Studenten rufen zum Protest gegen Trump auf

Dass Chicago Trump nicht mit offenen Armen empfangen würde, zeichnete sich seit Tagen ab. Studentische Gruppen in der von starken sozialen Spannungen geplagten Metropole hatten in einer konzertierten Aktion zum Protest aufgerufen. Sie sehen in Trump einen „Politiker, der Hass predigt und Amerika immer weiter auseinandertreibt“. Mehr als 10.000 Menschen hatten sich via Facebook zu der Gegendemonstration angemeldet, darunter viele Schwarze.

Mitauslöser für den starken Andrang könnte ein Zwischenfall im Bundesstaat North Carolina gewesen sein. Bei einer Wahlveranstaltung am Mittwoch in Fayetteville wurde der 26-jährige Afroamerikaner Rakem Jones nach Protest gegen Trump von der Polizei abgeführt. Dabei ließen es die Beamten zu, dass ein älterer, weißer Trump-Fan dem jungen Schwarzen brutal ins Gesicht schlug, obwohl er bereits in polizeilicher Obhut war. „Er hat es verdient“, sagte John McGraw später, „beim nächsten Mal müssen wir ihn vielleicht umbringen.“ Der 78-Jährige ist inzwischen wegen Körperverletzung angeklagt.

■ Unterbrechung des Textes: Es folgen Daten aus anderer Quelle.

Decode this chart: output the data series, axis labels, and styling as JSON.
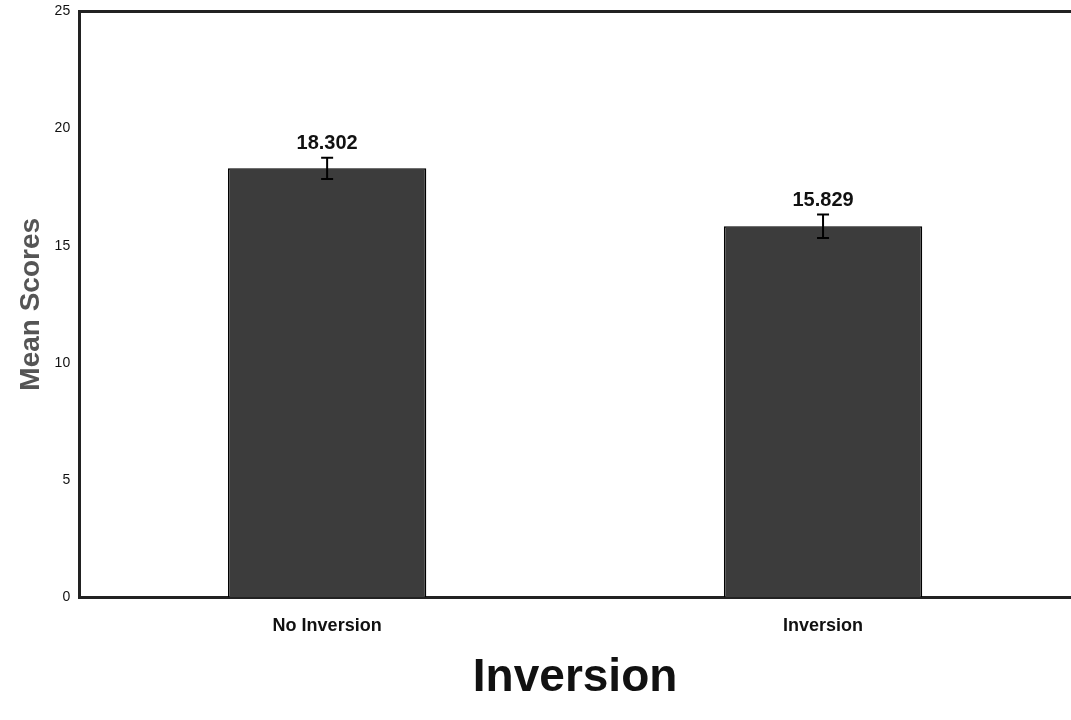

Danach gefragt, ob er die Aggressivität seiner Anhänger anheize und ihn somit eine Mitschuld für derartige Auswüchse treffe, erwiderte Trump: „Ich hoffe nicht.“ Es sei nun mal eine „große Wut“ im Land. Die richte sich aber gegen die Regierung in Washington.

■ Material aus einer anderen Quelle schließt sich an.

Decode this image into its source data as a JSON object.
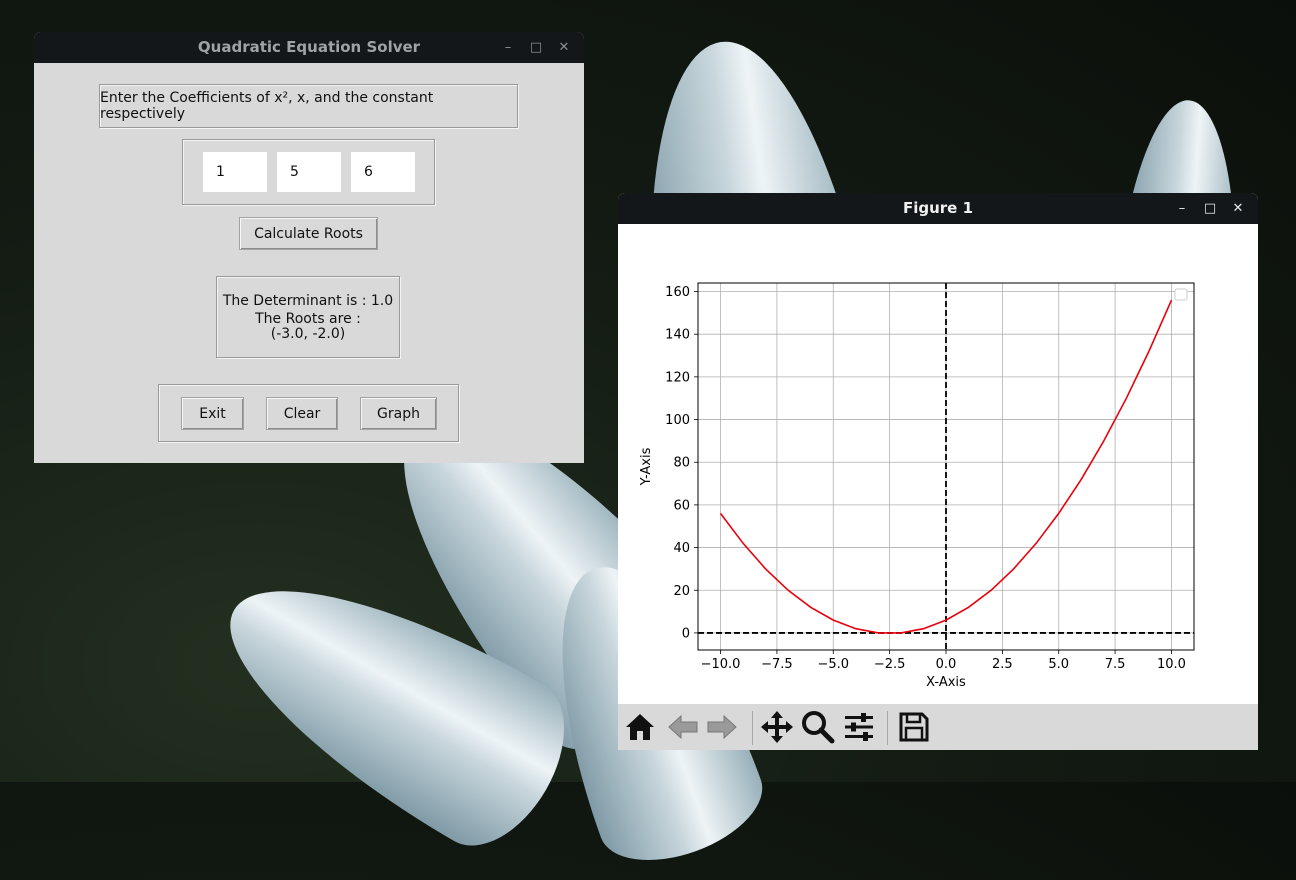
{
  "solver": {
    "title": "Quadratic Equation Solver",
    "instruction": "Enter the Coefficients of x², x, and the constant respectively",
    "coef_a": "1",
    "coef_b": "5",
    "coef_c": "6",
    "calculate_label": "Calculate Roots",
    "result_line1": "The Determinant is : 1.0",
    "result_line2": "The Roots are :",
    "result_line3": "(-3.0, -2.0)",
    "exit_label": "Exit",
    "clear_label": "Clear",
    "graph_label": "Graph"
  },
  "titlebar_controls": {
    "minimize": "–",
    "maximize": "□",
    "close": "✕"
  },
  "figure": {
    "title": "Figure 1",
    "toolbar": [
      "home-icon",
      "back-icon",
      "forward-icon",
      "pan-icon",
      "zoom-icon",
      "configure-subplots-icon",
      "save-icon"
    ]
  },
  "chart_data": {
    "type": "line",
    "xlabel": "X-Axis",
    "ylabel": "Y-Axis",
    "xlim": [
      -11,
      11
    ],
    "ylim": [
      -8,
      164
    ],
    "xticks": [
      -10,
      -7.5,
      -5,
      -2.5,
      0,
      2.5,
      5,
      7.5,
      10
    ],
    "xtick_labels": [
      "−10.0",
      "−7.5",
      "−5.0",
      "−2.5",
      "0.0",
      "2.5",
      "5.0",
      "7.5",
      "10.0"
    ],
    "yticks": [
      0,
      20,
      40,
      60,
      80,
      100,
      120,
      140,
      160
    ],
    "ytick_labels": [
      "0",
      "20",
      "40",
      "60",
      "80",
      "100",
      "120",
      "140",
      "160"
    ],
    "grid": true,
    "legend": "top-right (empty)",
    "reference_lines": [
      "x = 0 dashed black",
      "y = 0 dashed black"
    ],
    "series": [
      {
        "color": "#e8000b",
        "x": [
          -10,
          -9,
          -8,
          -7,
          -6,
          -5,
          -4,
          -3,
          -2,
          -1,
          0,
          1,
          2,
          3,
          4,
          5,
          6,
          7,
          8,
          9,
          10
        ],
        "values": [
          56,
          42,
          30,
          20,
          12,
          6,
          2,
          0,
          0,
          2,
          6,
          12,
          20,
          30,
          42,
          56,
          72,
          90,
          110,
          132,
          156
        ]
      }
    ],
    "colors": {
      "axis_lines": "#000000",
      "grid": "#b0b0b0",
      "curve": "#e8000b"
    }
  }
}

Trump: „Ich würde dem Typen am liebsten ins Gesicht schlagen“

Die Realität legt einen anderen Befund nahe. Anstatt die Emotionen der von ihm hofierten Wutbürger zu dämpfen, spielt der Unternehmer konstant mit dem Hass und der Enttäuschung seiner Anhänger. Auf seinen Veranstaltungen kommt es regelmäßig zu Gewalt gegen Demonstranten. Trump duldet das nicht nur, er fördert es klammheimlich. Einige verdienten es, mal „hart rangenommen“ zu werden, sagte er kürzlich. Bei einem Auftritt in Las Vegas hatte er nach einer Störung gepoltert: „Ich würde dem Typen am liebsten selbst ins Gesicht schlagen.“ Im Februar hatte Trump seine Anhänger in Iowa dazu ermuntert, Störer „windelweich zu prügeln“.

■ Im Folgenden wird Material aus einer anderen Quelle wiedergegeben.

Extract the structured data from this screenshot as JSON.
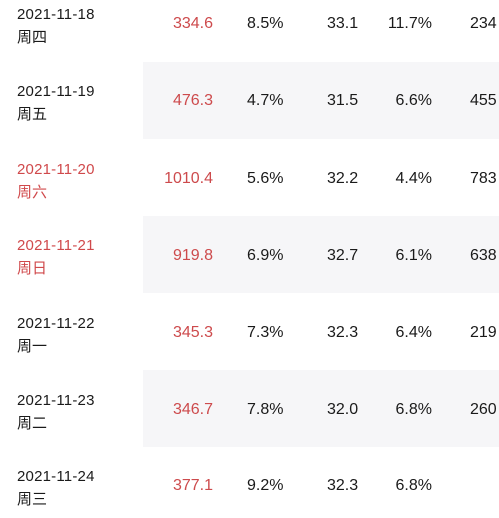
{
  "rows": [
    {
      "date": "2021-11-18",
      "weekday": "周四",
      "v1": "334.6",
      "v2": "8.5%",
      "v3": "33.1",
      "v4": "11.7%",
      "v5": "234"
    },
    {
      "date": "2021-11-19",
      "weekday": "周五",
      "v1": "476.3",
      "v2": "4.7%",
      "v3": "31.5",
      "v4": "6.6%",
      "v5": "455"
    },
    {
      "date": "2021-11-20",
      "weekday": "周六",
      "v1": "1010.4",
      "v2": "5.6%",
      "v3": "32.2",
      "v4": "4.4%",
      "v5": "783"
    },
    {
      "date": "2021-11-21",
      "weekday": "周日",
      "v1": "919.8",
      "v2": "6.9%",
      "v3": "32.7",
      "v4": "6.1%",
      "v5": "638"
    },
    {
      "date": "2021-11-22",
      "weekday": "周一",
      "v1": "345.3",
      "v2": "7.3%",
      "v3": "32.3",
      "v4": "6.4%",
      "v5": "219"
    },
    {
      "date": "2021-11-23",
      "weekday": "周二",
      "v1": "346.7",
      "v2": "7.8%",
      "v3": "32.0",
      "v4": "6.8%",
      "v5": "260"
    },
    {
      "date": "2021-11-24",
      "weekday": "周三",
      "v1": "377.1",
      "v2": "9.2%",
      "v3": "32.3",
      "v4": "6.8%",
      "v5": ""
    }
  ],
  "colors": {
    "weekend_text": "#d0494b",
    "highlight_value": "#cd4a4c",
    "normal_text": "#1a1a1a",
    "row_shade": "#f6f6f8"
  }
}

Politische Beobachter sehen die schleichend wachsende Militanz mit Sorge. Mit jedem Sieg bei den noch bis Juni dauernden Vorwahlen werde der Widerstand gegen Trump wachsen, heißt es in Sicherheitskreisen. Ob die Ausschreitungen Trump an der Wahlurne schaden, bleibt abzuwarten. Der mediengewandte Geschäftsmann wird sich erfahrungsgemäß als Opfer der politischen Korrektheit darstellen und die Gefolgschaft seiner Anhänger einfordern. Letztere müssen am Sonntag einen weiteren Rückschlag verkraften. Eine große Trump-Kundgebung in Cincinatti im Bundesstaat Ohio wurde ebenfalls abgesagt – aus „Sicherheitsgründen“.